Learnings and Reflection
“Reaching the end of any project, let alone one this large, is not easy. In the beginning, the task seemed very daunting, and there were many aspects of both project management and engineering concepts that we needed to learn on the fly,” said Cook. “Looking back, I'm proud to have held strong throughout the process and been tenacious enough to see it through. Also, I think the potential for real positive impact from this project is very exciting, and I'm glad to be able to be a part of it.”
“Monitoring and recording snow parameters throughout the winter testing season is very important for understanding the impact of changing conditions on tire test data,” said Pierce. “With this new device, the SWTC team can capture shear and compression data and compare it to data from our control tires, which may lead to further developments in the field of tire traction testing. We are incredibly proud of what Team SCRAPE has accomplished with this project, and both Smithers and our customers will reap the benefits of their ingenuity for years.”

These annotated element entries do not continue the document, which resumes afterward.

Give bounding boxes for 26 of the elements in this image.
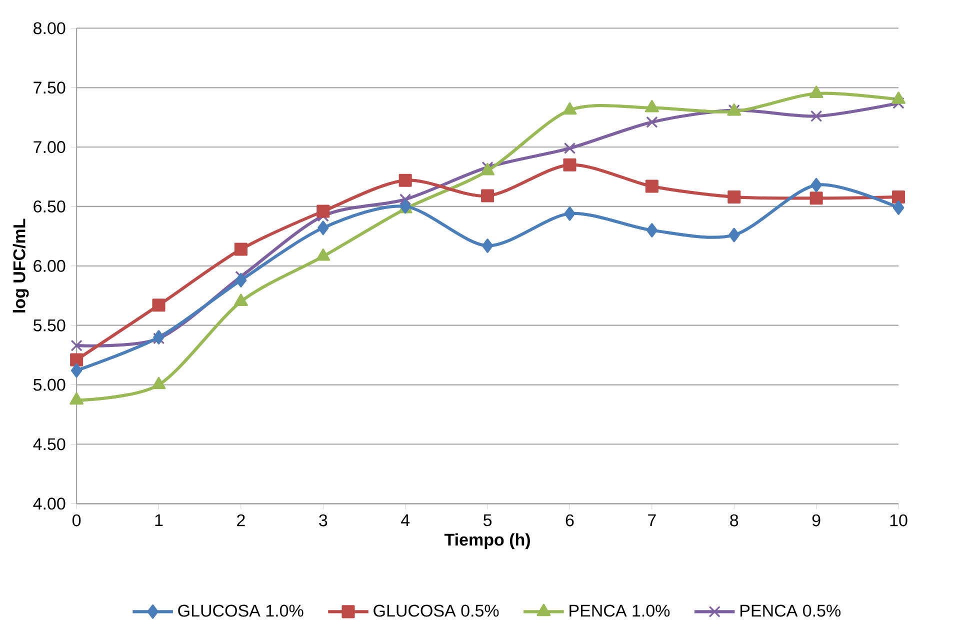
x-tick-label: 1 [155, 514, 163, 526]
x-tick-label: 2 [237, 514, 245, 526]
y-tick-label: 5.00 [34, 378, 66, 391]
y-tick-label: 4.50 [33, 438, 66, 450]
x-tick-label: 10 [890, 514, 908, 527]
x-tick-label: 7 [648, 514, 656, 526]
legend-label: GLUCOSA 0.5% [374, 604, 499, 617]
y-axis-title: log UFC/mL [12, 218, 29, 313]
x-tick-label: 3 [319, 514, 328, 527]
y-tick-label: 6.00 [34, 260, 66, 272]
x-tick-label: 4 [401, 514, 410, 526]
y-tick-label: 6.50 [34, 200, 66, 213]
x-axis-title: Tiempo (h) [444, 533, 530, 550]
y-tick-label: 7.00 [34, 141, 66, 154]
legend-label: GLUCOSA 1.0% [178, 604, 304, 617]
y-tick-label: 8.00 [34, 22, 66, 34]
y-tick-label: 4.00 [33, 498, 66, 510]
legend-label: PENCA 0.5% [740, 604, 840, 617]
legend-label: PENCA 1.0% [570, 604, 670, 617]
x-tick-label: 0 [72, 514, 81, 527]
x-tick-label: 5 [484, 514, 492, 526]
y-tick-label: 7.50 [34, 82, 66, 94]
x-tick-label: 8 [730, 514, 738, 527]
y-tick-label: 5.50 [34, 320, 66, 332]
x-tick-label: 6 [566, 514, 574, 527]
x-tick-label: 9 [812, 514, 820, 527]
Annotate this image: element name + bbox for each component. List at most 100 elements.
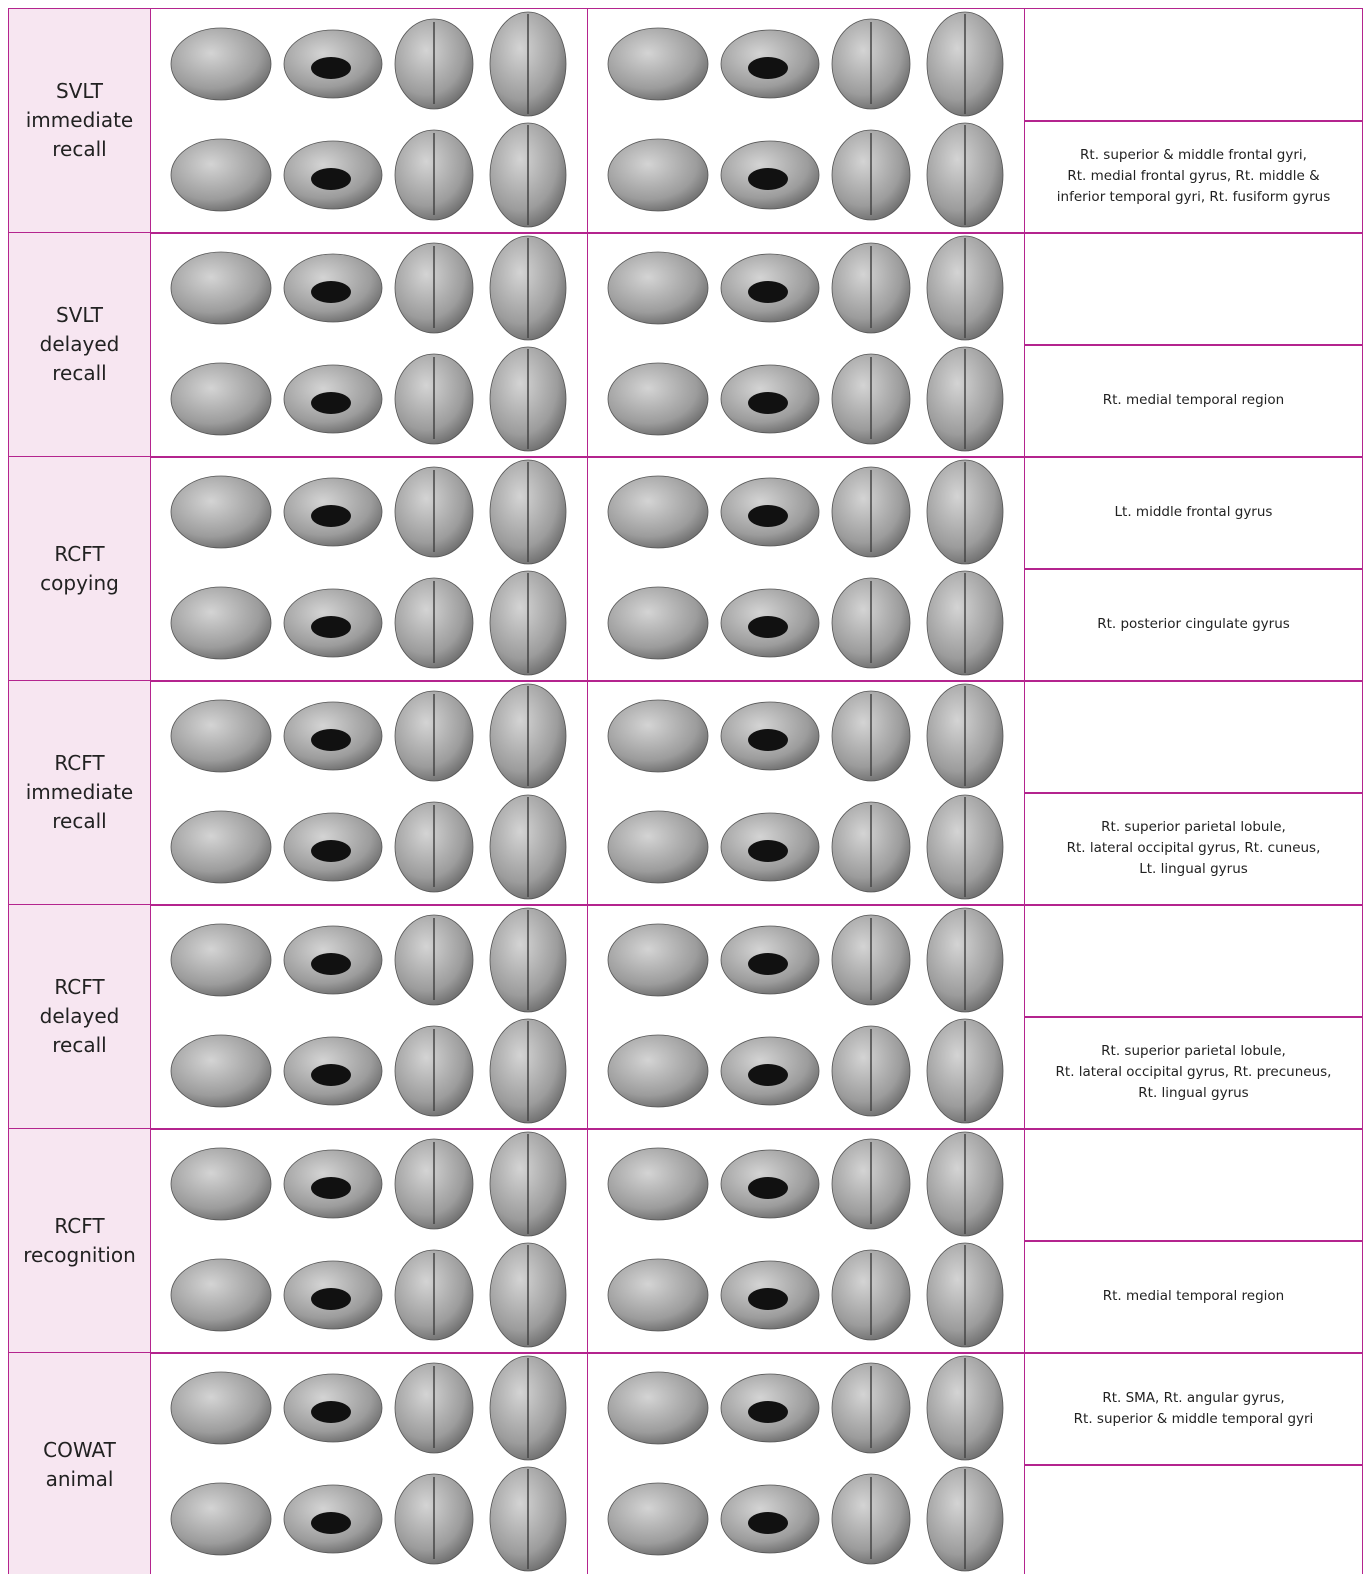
brain-lateral	[607, 1371, 709, 1445]
brain-lateral	[607, 138, 709, 212]
brain-views	[607, 683, 1004, 900]
region-cell: Rt. medial temporal region	[1024, 1240, 1363, 1354]
brain-ventricle	[311, 392, 351, 414]
brain-views	[170, 907, 567, 1124]
text-line: immediate	[25, 780, 134, 805]
brain-views	[170, 1131, 567, 1348]
text-line: Rt. medial frontal gyrus, Rt. middle &	[1067, 168, 1320, 185]
brain-views	[607, 1131, 1004, 1348]
brain-lateral	[170, 475, 272, 549]
row-label: SVLT delayed recall	[8, 232, 151, 458]
region-cell	[1024, 1128, 1363, 1242]
brain-lateral	[170, 1258, 272, 1332]
brain-ventricle	[748, 953, 788, 975]
image-cell	[150, 1352, 588, 1574]
brain-lateral	[607, 27, 709, 101]
image-cell	[587, 904, 1025, 1130]
brain-ventricle	[311, 1288, 351, 1310]
brain-ventricle	[748, 57, 788, 79]
text-line: Lt. lingual gyrus	[1139, 861, 1248, 878]
text-line: RCFT	[54, 541, 105, 566]
text-line: copying	[40, 570, 119, 595]
brain-ventricle	[748, 1512, 788, 1534]
brain-ventricle	[748, 729, 788, 751]
text-line: SVLT	[56, 79, 103, 104]
text-line: delayed	[39, 332, 120, 357]
text-line: recognition	[23, 1242, 136, 1267]
brain-lateral	[607, 251, 709, 325]
region-cell	[1024, 1464, 1363, 1574]
region-cell	[1024, 680, 1363, 794]
image-cell	[150, 904, 588, 1130]
brain-views	[607, 235, 1004, 452]
image-cell	[150, 232, 588, 458]
text-line: Rt. lateral occipital gyrus, Rt. cuneus,	[1066, 840, 1321, 857]
brain-ventricle	[748, 1064, 788, 1086]
brain-ventricle	[311, 168, 351, 190]
text-line: recall	[52, 361, 107, 386]
text-line: delayed	[39, 1004, 120, 1029]
brain-ventricle	[748, 505, 788, 527]
brain-ventricle	[311, 1064, 351, 1086]
brain-ventricle	[748, 616, 788, 638]
text-line: inferior temporal gyri, Rt. fusiform gyr…	[1056, 189, 1331, 206]
brain-views	[170, 1355, 567, 1572]
brain-views	[607, 459, 1004, 676]
region-cell: Rt. superior parietal lobule, Rt. lateral…	[1024, 792, 1363, 906]
brain-lateral	[607, 586, 709, 660]
region-cell: Rt. superior & middle frontal gyri, Rt. m…	[1024, 120, 1363, 234]
text-line: Rt. superior parietal lobule,	[1101, 819, 1286, 836]
row-label: RCFT recognition	[8, 1128, 151, 1354]
brain-lateral	[170, 586, 272, 660]
brain-views	[170, 459, 567, 676]
image-cell	[150, 680, 588, 906]
brain-ventricle	[748, 168, 788, 190]
brain-lateral	[607, 362, 709, 436]
text-line: Rt. medial temporal region	[1102, 392, 1285, 409]
brain-lateral	[170, 251, 272, 325]
region-cell	[1024, 904, 1363, 1018]
brain-views	[607, 907, 1004, 1124]
brain-lateral	[607, 475, 709, 549]
text-line: Rt. superior & middle temporal gyri	[1073, 1410, 1314, 1427]
region-cell	[1024, 8, 1363, 122]
brain-ventricle	[748, 1177, 788, 1199]
row-label: RCFT immediate recall	[8, 680, 151, 906]
brain-ventricle	[311, 505, 351, 527]
image-cell	[150, 456, 588, 682]
brain-ventricle	[748, 281, 788, 303]
text-line: Rt. superior & middle frontal gyri,	[1080, 147, 1307, 164]
image-cell	[587, 1352, 1025, 1574]
image-cell	[587, 232, 1025, 458]
brain-views	[170, 235, 567, 452]
text-line: recall	[52, 137, 107, 162]
image-cell	[587, 456, 1025, 682]
text-line: Rt. SMA, Rt. angular gyrus,	[1102, 1389, 1285, 1406]
brain-ventricle	[311, 840, 351, 862]
region-cell: Rt. superior parietal lobule, Rt. lateral…	[1024, 1016, 1363, 1130]
brain-ventricle	[748, 1401, 788, 1423]
text-line: Rt. superior parietal lobule,	[1101, 1043, 1286, 1060]
text-line: Rt. medial temporal region	[1102, 1288, 1285, 1305]
brain-lateral	[170, 1482, 272, 1556]
brain-ventricle	[311, 1512, 351, 1534]
brain-ventricle	[311, 57, 351, 79]
region-cell: Lt. middle frontal gyrus	[1024, 456, 1363, 570]
brain-ventricle	[748, 840, 788, 862]
brain-lateral	[607, 1034, 709, 1108]
image-cell	[150, 1128, 588, 1354]
brain-ventricle	[311, 1177, 351, 1199]
region-cell	[1024, 232, 1363, 346]
text-line: RCFT	[54, 751, 105, 776]
row-label: COWAT animal	[8, 1352, 151, 1574]
brain-lateral	[170, 27, 272, 101]
row-label: SVLT immediate recall	[8, 8, 151, 234]
brain-lateral	[607, 810, 709, 884]
text-line: Lt. middle frontal gyrus	[1114, 504, 1273, 521]
image-cell	[150, 8, 588, 234]
brain-lateral	[170, 362, 272, 436]
brain-views	[607, 1355, 1004, 1572]
region-cell: Rt. medial temporal region	[1024, 344, 1363, 458]
text-line: RCFT	[54, 975, 105, 1000]
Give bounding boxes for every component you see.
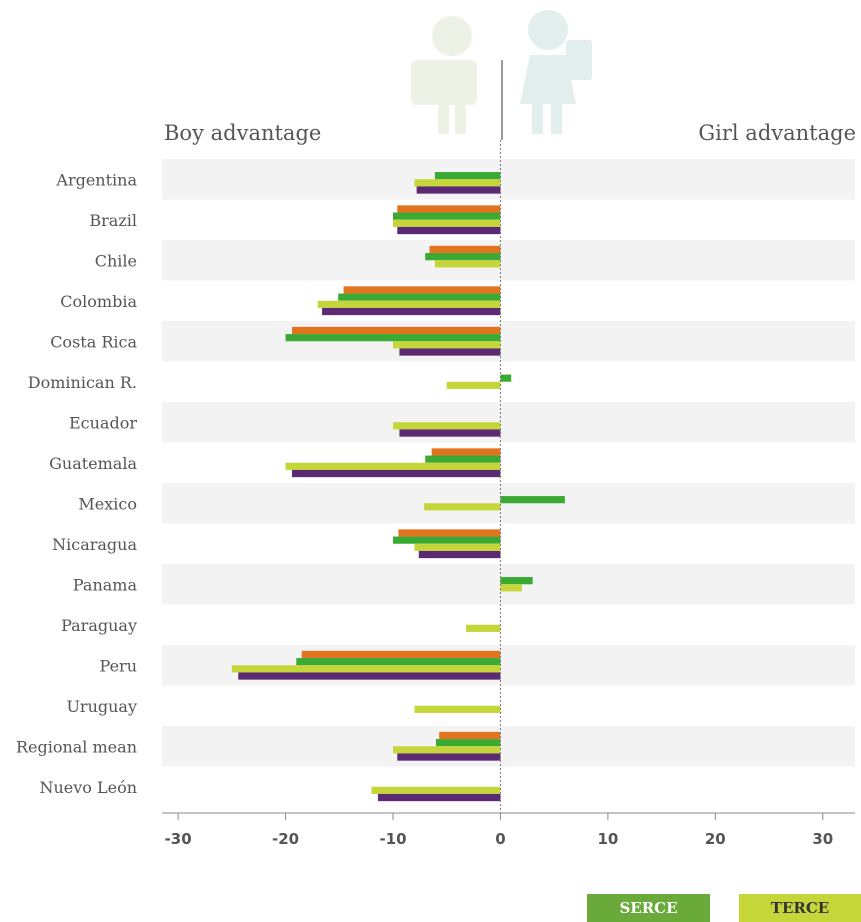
bar [371, 786, 501, 794]
bar [338, 293, 501, 301]
category-label: Brazil [89, 211, 137, 230]
bar [343, 286, 501, 294]
boy-icon [411, 16, 477, 134]
bar [429, 245, 501, 254]
bar [377, 793, 501, 802]
x-axis-ticks: -30 -20 -10 0 10 20 30 [165, 813, 833, 848]
bar [292, 469, 501, 478]
bar [397, 226, 501, 235]
legend-terce: TERCE [739, 894, 861, 922]
bar [418, 550, 501, 559]
category-label: Dominican R. [28, 373, 137, 392]
bar [238, 672, 501, 680]
bar [399, 429, 501, 437]
x-tick-label: 0 [495, 830, 505, 848]
category-label: Panama [73, 575, 138, 594]
category-label: Regional mean [16, 737, 137, 756]
bar [231, 665, 501, 673]
category-label: Chile [95, 251, 137, 270]
category-label: Peru [100, 656, 137, 675]
bars [231, 172, 565, 802]
bar [393, 219, 501, 227]
row-band [162, 240, 855, 281]
category-label: Guatemala [49, 454, 137, 473]
bar [431, 448, 501, 456]
bar [500, 577, 533, 585]
bar [301, 650, 501, 659]
category-label: Uruguay [66, 697, 137, 716]
x-tick-label: -20 [272, 830, 299, 848]
category-label: Costa Rica [50, 332, 137, 351]
girl-advantage-label: Girl advantage [698, 121, 856, 145]
bar [414, 179, 501, 187]
bar [425, 253, 501, 261]
bar [399, 348, 501, 356]
bar [393, 212, 501, 220]
category-label: Ecuador [69, 413, 137, 432]
x-tick-label: 10 [597, 830, 618, 848]
category-label: Nicaragua [52, 535, 137, 554]
boy-advantage-label: Boy advantage [164, 121, 321, 145]
row-band [162, 726, 855, 767]
bar [424, 503, 501, 511]
bar [500, 584, 522, 592]
bar [285, 334, 501, 342]
bar [397, 753, 501, 761]
girl-icon [520, 10, 592, 134]
x-tick-label: -30 [165, 830, 192, 848]
bar [285, 462, 501, 470]
bar [398, 529, 501, 537]
bar [393, 536, 501, 544]
bar [322, 307, 501, 316]
bar [292, 326, 501, 335]
bar [393, 746, 501, 754]
bar [393, 422, 501, 430]
bar [466, 624, 501, 632]
category-label: Argentina [55, 170, 137, 189]
bar [296, 658, 501, 666]
bar [500, 496, 565, 504]
x-tick-label: -10 [379, 830, 406, 848]
category-label: Mexico [78, 494, 137, 513]
category-labels: Argentina Brazil Chile Colombia Costa Rica Do… [16, 170, 138, 797]
category-label: Paraguay [61, 616, 137, 635]
row-band [162, 159, 855, 200]
bar [414, 705, 501, 713]
bar [435, 739, 501, 747]
bar [446, 381, 501, 389]
bar [500, 374, 512, 382]
bar [425, 455, 501, 463]
category-label: Colombia [60, 292, 137, 311]
bar [434, 172, 501, 180]
category-label: Nuevo León [39, 778, 137, 797]
x-tick-label: 20 [705, 830, 726, 848]
bar [439, 731, 501, 740]
bar [397, 205, 501, 213]
row-band [162, 402, 855, 443]
bar [393, 341, 501, 349]
x-tick-label: 30 [812, 830, 833, 848]
bar [434, 260, 501, 268]
bar [416, 186, 501, 194]
bar [414, 543, 501, 551]
row-band [162, 321, 855, 362]
legend-serce: SERCE [587, 894, 710, 922]
bar [317, 300, 501, 308]
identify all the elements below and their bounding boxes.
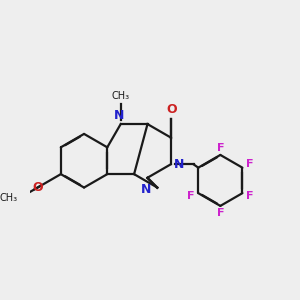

The device has potential beyond the SWTC. While Team SCRAPE’s device was designed for snow, it could be used to assess soil and offroad surfaces as well. Other possible applications include ski slope analysis and avalanche research.
The students gained significant experience building the device and shared stories of important lessons learned in the process.
“LSSU’s senior capstone project is truly singular in the lengths they go to simulate an immersive industry experience from start to finish, and I take the most pride in the newfound sense of confidence I have moving forward from the project,” said Sweet. “The most valuable takeaway, going forward into industry, would be recognition of my own accountability. It is okay to make mistakes, but you have to be accountable to your missteps and communicate with your team.”
“Communication and mutual understanding within a group project is key to the success of that project. Building this device gave me an understanding of how a project is run and how to navigate varying opinions and beliefs within a team,” said Reiniche. “Working with the Smithers team has been a blast, and I'm proud we were able to give them a working product.”
Sweet agreed. “Working with Eric Pierce, Jonah Mills, and the crew at Smithers was a highlight of the project for me. Eric was extremely attentive, on several occasions offering to come in to help assemble things as he had the time. His genuine interest and commitment to see a working instrument inspired me to keep working to find any solutions I could to see everything through.”
Smithers has a long history of partnering with universities to support students’ engineering education by way of real-world experience. Past projects have supported students at the
University of Akron and Michigan State University School of Packaging.
“Smithers has a ‘big picture’ view of the valuable experience they provide and their contribution to the engineering education of students,” said Dr. Baumann.